When critics ask whether Jews in general observed the Day of Atonement on October 22, 1844, the honest answer is no. Mainstream Rabbinic Judaism observed Yom Kippur beginning at sundown September 22 and continuing through September 23. But the Adventist position is not based on the Rabbinic calendar—it rests on the Karaite or biblical method of reckoning time, which that year placed the tenth day of the seventh month on October 22. Contemporary evidence, including Snow’s True Midnight Cry and other Millerite publications, proves that this calculation was known, published, and accepted before the date occurred.

Thus, the question of “authority” depends on what one means by the term. If by “authoritative” we mean the calendar in general Jewish use, then September 23, 1844, was the Day of Atonement that year. But if by “authoritative” we mean the system adopted by those who sought to follow the ancient biblical model preserved among the Karaites—the method used by the Millerite preachers—then October 22, 1844, stands as the correct date. The authority behind October 22 rests not on later reinterpretation but on the contemporaneous reasoning of Samuel S. Snow, printed August 22, 1844, and based on a demonstrable calendar tradition distinct from Rabbinic computation.

In summary:

  1. The Day of Atonement occurs on the tenth day of the seventh month (Leviticus 23:27).
  2. The Rabbinic calendar placed that day in 1844 on September 23.
  3. The Karaite observational calendar, using visible moons and barley readiness, placed it on October 22, 1844.
  4. Samuel S. Snow, in The True Midnight Cry, publicly identified October 22 as the true Day of Atonement and the close of the 2,300-year prophecy.
  5. The Advent believers accepted this conclusion, later affirming that Christ’s antitypical atonement began that day.
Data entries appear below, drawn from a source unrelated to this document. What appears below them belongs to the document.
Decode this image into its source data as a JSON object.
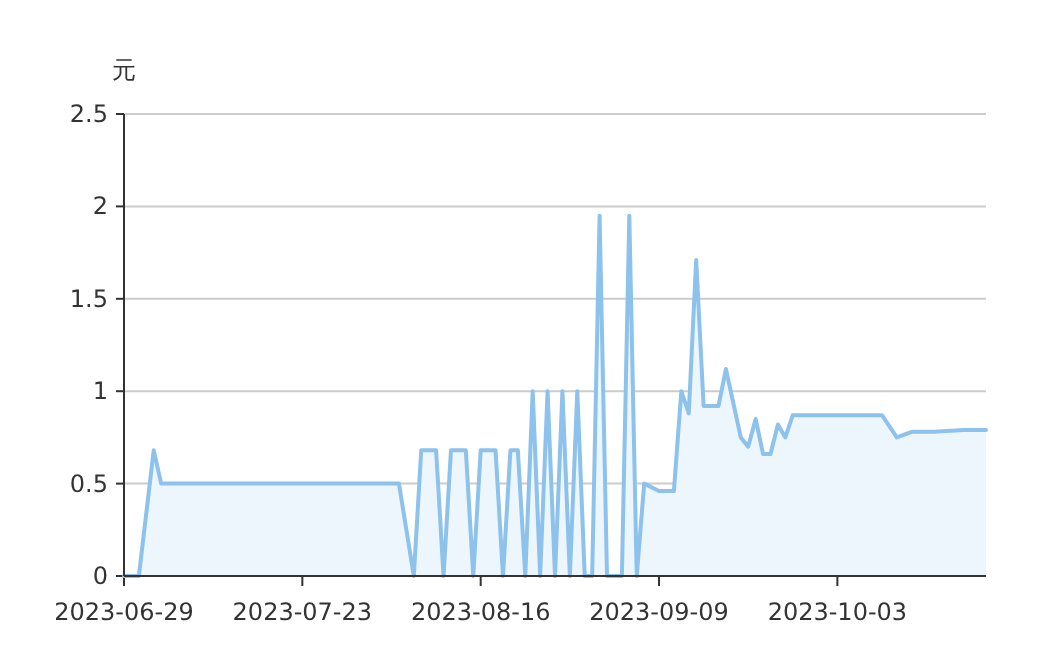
{
  "chart_data": {
    "type": "area",
    "ylabel": "元",
    "x": [
      "2023-06-29",
      "2023-07-01",
      "2023-07-03",
      "2023-07-04",
      "2023-08-05",
      "2023-08-07",
      "2023-08-08",
      "2023-08-10",
      "2023-08-11",
      "2023-08-12",
      "2023-08-14",
      "2023-08-15",
      "2023-08-16",
      "2023-08-18",
      "2023-08-19",
      "2023-08-20",
      "2023-08-21",
      "2023-08-22",
      "2023-08-23",
      "2023-08-24",
      "2023-08-25",
      "2023-08-26",
      "2023-08-27",
      "2023-08-28",
      "2023-08-29",
      "2023-08-30",
      "2023-08-31",
      "2023-09-01",
      "2023-09-02",
      "2023-09-04",
      "2023-09-05",
      "2023-09-06",
      "2023-09-07",
      "2023-09-09",
      "2023-09-11",
      "2023-09-12",
      "2023-09-13",
      "2023-09-14",
      "2023-09-15",
      "2023-09-17",
      "2023-09-18",
      "2023-09-20",
      "2023-09-21",
      "2023-09-22",
      "2023-09-23",
      "2023-09-24",
      "2023-09-25",
      "2023-09-26",
      "2023-09-27",
      "2023-10-09",
      "2023-10-11",
      "2023-10-13",
      "2023-10-16",
      "2023-10-20",
      "2023-10-23"
    ],
    "values": [
      0,
      0,
      0.68,
      0.5,
      0.5,
      0,
      0.68,
      0.68,
      0,
      0.68,
      0.68,
      0,
      0.68,
      0.68,
      0,
      0.68,
      0.68,
      0,
      1.0,
      0,
      1.0,
      0,
      1.0,
      0,
      1.0,
      0,
      0,
      1.95,
      0,
      0,
      1.95,
      0,
      0.5,
      0.46,
      0.46,
      1.0,
      0.88,
      1.71,
      0.92,
      0.92,
      1.12,
      0.75,
      0.7,
      0.85,
      0.66,
      0.66,
      0.82,
      0.75,
      0.87,
      0.87,
      0.75,
      0.78,
      0.78,
      0.79,
      0.79
    ],
    "color": "#8cc2ec",
    "xlim": [
      "2023-06-29",
      "2023-10-23"
    ],
    "xticks": [
      "2023-06-29",
      "2023-07-23",
      "2023-08-16",
      "2023-09-09",
      "2023-10-03"
    ],
    "ylim": [
      0,
      2.5
    ],
    "yticks": [
      0,
      0.5,
      1,
      1.5,
      2,
      2.5
    ],
    "grid": "y"
  }
}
In the end, the claim that the Day of Atonement in 1844 fell on October 22 is not a post-hoc invention but a reasoned conclusion grounded in the Karaite or “biblical” calendar method. While mainstream Judaism observed Yom Kippur in September 1844, the Karaite system used by the Millerite Adventists identified October 22 as the true tenth day of the seventh month. On that date—according to their understanding—the heavenly work foretold in Daniel 8:14 began: “Then shall the sanctuary be cleansed.”